The current US healthcare model for the musculoskeletal system is inefficient, ineffective and fundamentally has the wrong focus. With the exception of a few serious diseases like multiple sclerosis, muscular dystrophy or rheumatoid arthritis, the majority of musculoskeletal conditions ARE NOT diseases or pathological conditions at all.
Yet the current US healthcare model for the musculoskeletal system erroneously attempts to “label” each musculoskeletal episode as a disease or pathological condition and then proceeds to treat the individual acute episode with “tools” designed for diseases and pathological conditions, medication and surgery. Medications used for musculoskeletal complaints are typically aimed at the symptoms (pain, inflammation, muscle spasms, etc.) and do little to address the cause of the problem.

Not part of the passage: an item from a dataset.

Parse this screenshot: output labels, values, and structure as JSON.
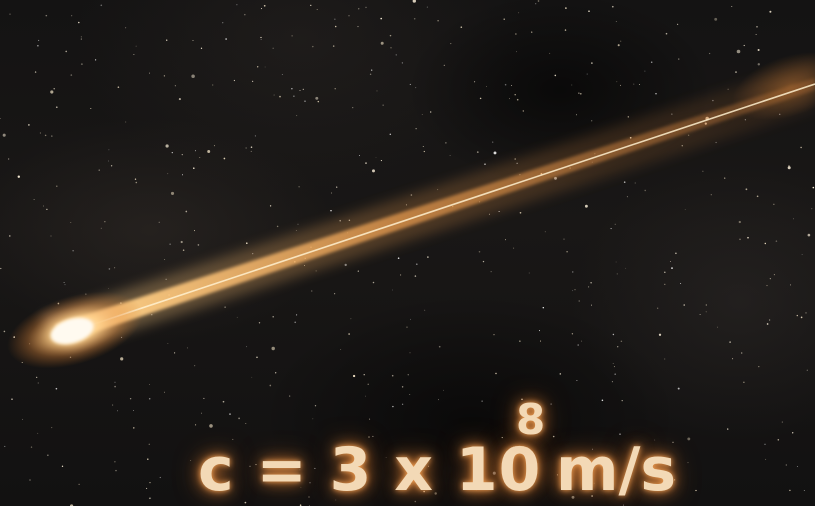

“In spite of advances in technology, improved pharmacology and “technical” success rates of new surgical procedures, the cost and disability associated with musculoskeletal conditions in the United States continues to rise at an alarming rate”
(Richard Deyo, MD, PhD. J Am Board Fam Med 2009;22:62– 68.).
“Success” in the current system tends to be when a patient is out of pain, or is able to return to some acceptable level of function at work and/or home. This definition of success leaves the patient at risk of inappropriate tissue adaptations that can lead to reoccurrence or worsening of the problem.
Continued tissue degeneration will ultimately lead to tissue / structural failure and significant suffering and cost. Is it really the “tissue” that has failed this patient or the current model of addressing musculoskeletal complaints?